Muriel Olita Palmer Owen was a fixture in Sonoma Valley schools for decades, honoring local youth for their citizenship and essay writing skills. She passed away on Jan. 3 at the age of 95.
According to her family, Owen suffered a devastating stroke the last week of December.
Owen was born in Los Angeles and she grew up in Eagle Rock, a suburb northwest of the city. She graduated in 1940 from Eagle Rock High, and in 1942 she met a young flight student, Earl Owen, who was recuperating from injuries incurred at Pearl Harbor.
They married after two years of dating and settled in Kentucky in 1943. He served on more tours in the Air Force and earned a Purple Heart before returning home in late 1945.
The Owen family moved to Sonoma in 1961 and she lived in El Verano until shortly before her death. All five of her children graduated from Sonoma Valley High School.
“She was one tough lady,” said her son, Cliff Owen. “Toward the end of her life, we talked to her about moving closer to one of us and she said that there was no way she was leaving Sonoma. She moved around a lot with my dad and always said that she never felt truly at home until she moved to Sonoma.”
She sang in several local churches and was active in the Methodist community.
Owen was best known around town for her involvement with the Daughters of the American Revolution, a nonprofit which promotes historic preservation, education and patriotism in communities across the nation. She was passionate about history and each year presented DAR’s annual awards for best topical essay to hundreds of students in several local school systems. The American History Essay Contest was established to encourage young people to think creatively about the nation’s history and learn about history in a new light. According to her sons, her work with DAR and local students was perhaps her proudest accomplishment in a very full life.
“She lived to give out those awards,” Cliff said. “As she got older, we suggested that she stop driving all over to the schools but she loved it and said, ‘Who’s going to do it if I don’t?!’”
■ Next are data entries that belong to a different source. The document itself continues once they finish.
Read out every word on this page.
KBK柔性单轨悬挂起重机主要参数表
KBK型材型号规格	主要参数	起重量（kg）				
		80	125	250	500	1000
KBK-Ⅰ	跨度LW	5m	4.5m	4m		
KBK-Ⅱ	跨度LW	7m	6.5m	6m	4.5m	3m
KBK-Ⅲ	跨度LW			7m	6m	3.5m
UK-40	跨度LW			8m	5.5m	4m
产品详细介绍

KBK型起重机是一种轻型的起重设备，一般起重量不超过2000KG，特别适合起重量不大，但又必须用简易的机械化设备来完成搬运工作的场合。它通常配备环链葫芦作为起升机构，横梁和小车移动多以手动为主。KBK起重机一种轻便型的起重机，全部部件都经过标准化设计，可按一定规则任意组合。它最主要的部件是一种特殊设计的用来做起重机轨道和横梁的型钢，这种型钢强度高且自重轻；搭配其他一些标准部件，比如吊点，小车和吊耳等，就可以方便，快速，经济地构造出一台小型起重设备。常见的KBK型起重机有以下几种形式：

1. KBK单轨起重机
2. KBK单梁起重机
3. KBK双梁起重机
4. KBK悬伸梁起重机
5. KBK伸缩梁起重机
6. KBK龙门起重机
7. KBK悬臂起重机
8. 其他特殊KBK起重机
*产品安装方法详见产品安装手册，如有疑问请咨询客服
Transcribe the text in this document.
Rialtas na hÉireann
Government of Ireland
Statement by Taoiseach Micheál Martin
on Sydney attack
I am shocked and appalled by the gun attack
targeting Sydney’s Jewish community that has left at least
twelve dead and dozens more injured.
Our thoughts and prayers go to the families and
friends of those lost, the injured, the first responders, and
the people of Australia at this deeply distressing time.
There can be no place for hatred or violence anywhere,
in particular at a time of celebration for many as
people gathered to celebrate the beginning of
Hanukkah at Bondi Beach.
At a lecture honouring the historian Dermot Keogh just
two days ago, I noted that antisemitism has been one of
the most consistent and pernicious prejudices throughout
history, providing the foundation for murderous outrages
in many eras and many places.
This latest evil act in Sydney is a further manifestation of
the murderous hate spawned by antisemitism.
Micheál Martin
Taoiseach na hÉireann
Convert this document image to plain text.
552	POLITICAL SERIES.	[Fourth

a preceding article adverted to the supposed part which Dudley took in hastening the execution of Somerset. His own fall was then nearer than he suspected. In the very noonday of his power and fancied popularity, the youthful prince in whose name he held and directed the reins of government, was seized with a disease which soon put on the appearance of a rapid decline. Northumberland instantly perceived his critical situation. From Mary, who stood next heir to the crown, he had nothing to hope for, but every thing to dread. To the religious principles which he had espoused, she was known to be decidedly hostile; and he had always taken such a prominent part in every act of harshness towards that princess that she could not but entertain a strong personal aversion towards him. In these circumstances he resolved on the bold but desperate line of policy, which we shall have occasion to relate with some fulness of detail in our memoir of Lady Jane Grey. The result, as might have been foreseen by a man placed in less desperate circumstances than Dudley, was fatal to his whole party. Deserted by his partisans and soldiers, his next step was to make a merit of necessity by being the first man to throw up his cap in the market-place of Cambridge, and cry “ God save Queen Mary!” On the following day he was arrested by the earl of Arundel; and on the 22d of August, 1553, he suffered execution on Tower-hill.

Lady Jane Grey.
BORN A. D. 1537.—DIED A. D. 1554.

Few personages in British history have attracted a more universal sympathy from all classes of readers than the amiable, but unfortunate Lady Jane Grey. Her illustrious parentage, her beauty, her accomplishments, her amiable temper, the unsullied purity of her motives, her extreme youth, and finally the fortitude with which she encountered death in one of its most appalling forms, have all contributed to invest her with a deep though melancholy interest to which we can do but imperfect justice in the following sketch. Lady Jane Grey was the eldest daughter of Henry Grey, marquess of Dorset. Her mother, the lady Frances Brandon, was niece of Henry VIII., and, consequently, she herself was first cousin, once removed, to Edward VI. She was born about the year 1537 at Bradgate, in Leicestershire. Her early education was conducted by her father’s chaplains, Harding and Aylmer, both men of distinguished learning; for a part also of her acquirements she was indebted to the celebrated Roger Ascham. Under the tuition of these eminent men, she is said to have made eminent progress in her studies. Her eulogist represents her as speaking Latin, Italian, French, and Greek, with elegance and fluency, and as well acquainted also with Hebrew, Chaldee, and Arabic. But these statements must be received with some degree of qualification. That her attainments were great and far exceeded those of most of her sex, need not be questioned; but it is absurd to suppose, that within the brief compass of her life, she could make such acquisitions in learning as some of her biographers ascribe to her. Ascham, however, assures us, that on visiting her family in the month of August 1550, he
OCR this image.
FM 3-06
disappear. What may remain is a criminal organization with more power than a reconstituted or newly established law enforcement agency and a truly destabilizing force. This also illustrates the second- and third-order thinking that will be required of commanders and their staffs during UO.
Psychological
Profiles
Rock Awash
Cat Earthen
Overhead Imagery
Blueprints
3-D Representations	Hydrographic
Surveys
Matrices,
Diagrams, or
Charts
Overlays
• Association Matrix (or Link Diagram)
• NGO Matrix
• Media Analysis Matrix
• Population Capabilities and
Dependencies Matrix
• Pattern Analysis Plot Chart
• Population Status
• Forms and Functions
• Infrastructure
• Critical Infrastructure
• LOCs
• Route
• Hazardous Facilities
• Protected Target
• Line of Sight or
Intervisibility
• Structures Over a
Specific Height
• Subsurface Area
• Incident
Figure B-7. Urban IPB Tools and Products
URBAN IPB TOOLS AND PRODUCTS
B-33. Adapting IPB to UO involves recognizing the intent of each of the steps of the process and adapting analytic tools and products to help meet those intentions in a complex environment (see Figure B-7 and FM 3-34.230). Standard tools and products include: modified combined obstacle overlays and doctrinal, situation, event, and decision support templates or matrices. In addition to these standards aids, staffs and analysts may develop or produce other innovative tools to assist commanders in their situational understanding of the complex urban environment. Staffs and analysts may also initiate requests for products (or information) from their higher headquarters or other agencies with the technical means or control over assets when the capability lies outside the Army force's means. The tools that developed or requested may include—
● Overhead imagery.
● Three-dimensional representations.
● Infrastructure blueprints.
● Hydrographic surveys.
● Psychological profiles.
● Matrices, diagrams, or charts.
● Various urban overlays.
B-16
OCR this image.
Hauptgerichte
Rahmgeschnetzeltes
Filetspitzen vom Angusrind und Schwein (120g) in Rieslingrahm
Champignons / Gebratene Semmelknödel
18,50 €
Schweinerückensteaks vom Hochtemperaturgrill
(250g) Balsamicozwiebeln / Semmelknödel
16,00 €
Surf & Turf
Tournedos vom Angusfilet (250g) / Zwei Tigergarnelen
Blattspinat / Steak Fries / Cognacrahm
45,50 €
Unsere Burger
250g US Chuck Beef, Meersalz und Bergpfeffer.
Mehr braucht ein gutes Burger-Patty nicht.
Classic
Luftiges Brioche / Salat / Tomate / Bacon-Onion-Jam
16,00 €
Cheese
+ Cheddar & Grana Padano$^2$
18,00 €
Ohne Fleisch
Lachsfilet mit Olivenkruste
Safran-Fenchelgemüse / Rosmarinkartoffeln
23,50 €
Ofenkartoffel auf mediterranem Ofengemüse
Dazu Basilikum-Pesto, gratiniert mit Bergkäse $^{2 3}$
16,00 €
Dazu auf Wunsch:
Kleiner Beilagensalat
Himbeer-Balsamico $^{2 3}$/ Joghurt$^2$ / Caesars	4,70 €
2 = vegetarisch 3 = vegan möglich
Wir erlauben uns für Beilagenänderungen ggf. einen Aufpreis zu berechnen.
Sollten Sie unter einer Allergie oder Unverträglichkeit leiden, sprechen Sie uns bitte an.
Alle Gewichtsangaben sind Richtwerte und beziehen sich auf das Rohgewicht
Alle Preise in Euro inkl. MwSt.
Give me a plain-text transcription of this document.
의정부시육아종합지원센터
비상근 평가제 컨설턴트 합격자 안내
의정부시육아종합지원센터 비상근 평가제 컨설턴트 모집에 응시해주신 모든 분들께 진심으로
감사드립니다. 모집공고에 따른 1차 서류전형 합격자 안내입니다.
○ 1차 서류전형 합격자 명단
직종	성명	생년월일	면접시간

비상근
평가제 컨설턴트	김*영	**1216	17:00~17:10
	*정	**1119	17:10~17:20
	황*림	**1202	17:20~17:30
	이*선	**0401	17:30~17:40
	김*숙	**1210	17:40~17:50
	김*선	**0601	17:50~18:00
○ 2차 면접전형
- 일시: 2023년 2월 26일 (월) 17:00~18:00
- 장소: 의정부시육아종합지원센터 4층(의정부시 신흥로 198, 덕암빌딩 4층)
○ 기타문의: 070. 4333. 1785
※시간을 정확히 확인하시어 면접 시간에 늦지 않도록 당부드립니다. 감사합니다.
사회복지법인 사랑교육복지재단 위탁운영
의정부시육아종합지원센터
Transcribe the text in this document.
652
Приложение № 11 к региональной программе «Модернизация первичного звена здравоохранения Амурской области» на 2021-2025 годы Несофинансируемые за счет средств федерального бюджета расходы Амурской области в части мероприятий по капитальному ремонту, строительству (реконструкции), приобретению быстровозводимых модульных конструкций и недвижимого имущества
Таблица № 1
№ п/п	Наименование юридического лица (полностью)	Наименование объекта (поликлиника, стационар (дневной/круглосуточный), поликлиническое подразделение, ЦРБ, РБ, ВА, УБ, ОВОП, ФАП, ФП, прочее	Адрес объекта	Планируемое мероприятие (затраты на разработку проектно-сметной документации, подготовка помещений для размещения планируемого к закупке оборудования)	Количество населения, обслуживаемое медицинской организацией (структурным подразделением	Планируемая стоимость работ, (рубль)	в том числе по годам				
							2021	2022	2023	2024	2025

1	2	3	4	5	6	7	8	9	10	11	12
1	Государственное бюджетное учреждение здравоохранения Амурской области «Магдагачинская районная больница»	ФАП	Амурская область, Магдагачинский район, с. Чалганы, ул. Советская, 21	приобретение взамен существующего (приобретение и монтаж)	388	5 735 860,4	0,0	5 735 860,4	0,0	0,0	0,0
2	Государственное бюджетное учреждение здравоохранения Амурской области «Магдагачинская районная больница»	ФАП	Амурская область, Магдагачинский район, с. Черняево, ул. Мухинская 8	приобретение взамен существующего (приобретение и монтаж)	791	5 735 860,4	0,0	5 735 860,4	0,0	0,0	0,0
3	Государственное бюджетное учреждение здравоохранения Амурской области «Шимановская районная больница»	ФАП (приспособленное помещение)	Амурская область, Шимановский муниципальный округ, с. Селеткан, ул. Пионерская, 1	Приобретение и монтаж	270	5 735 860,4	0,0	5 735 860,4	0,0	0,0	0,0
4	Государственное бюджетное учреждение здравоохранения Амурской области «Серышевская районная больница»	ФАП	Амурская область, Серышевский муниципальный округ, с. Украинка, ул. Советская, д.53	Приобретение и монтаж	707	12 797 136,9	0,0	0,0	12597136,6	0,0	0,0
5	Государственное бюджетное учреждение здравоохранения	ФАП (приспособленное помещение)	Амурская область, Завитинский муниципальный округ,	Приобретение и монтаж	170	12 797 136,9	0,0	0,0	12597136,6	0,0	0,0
Altimira Middle School principal Will Deeths said that Muriel Owen had been been a fixture at promotion ceremonies in the Sonoma Valley for as long as anyone could remember.
“She, as a representative of the Daughters of the American Revolution, has bestowed awards on literally hundreds of students in our District,” he said. “She was a treasure in our Valley.”
In 2017, the Sonoma Valley Unified School District established the Muriel Owen Citizenship Award at each of its schools in her honor.
Owen was also very active in Eastern Star, a branch of the masons open to women. The Order is based on teachings from the Bible, but is open to people of all religious beliefs. She was also active in the International Order of the Rainbow for Girls (IORG), a Masonic youth service organization which teaches leadership training through community service projects.
“We loved Mrs. Owen,” said Sonoma Valley High School parent Lynn Curry. “She always had helpful advice about everything from how to apply to college to grade improvement, and of course her longtime presentation of the DAR awards. She was a special mentor.”
Owen is survived by three sons, Clifford, Paul and John, and a daughter Margaret, and grandsons Peter and Patrick and great-grandchildren Drake, Nathan and Madelynn. Her son Ken passed away from a rare genetic disease in 2005 at the age of 54.
Services in her honor will be held at Duggan’s Mission Chapel on West Napa Street in Sonoma at 10 a.m. on Monday, Jan. 22. Her burial will be private.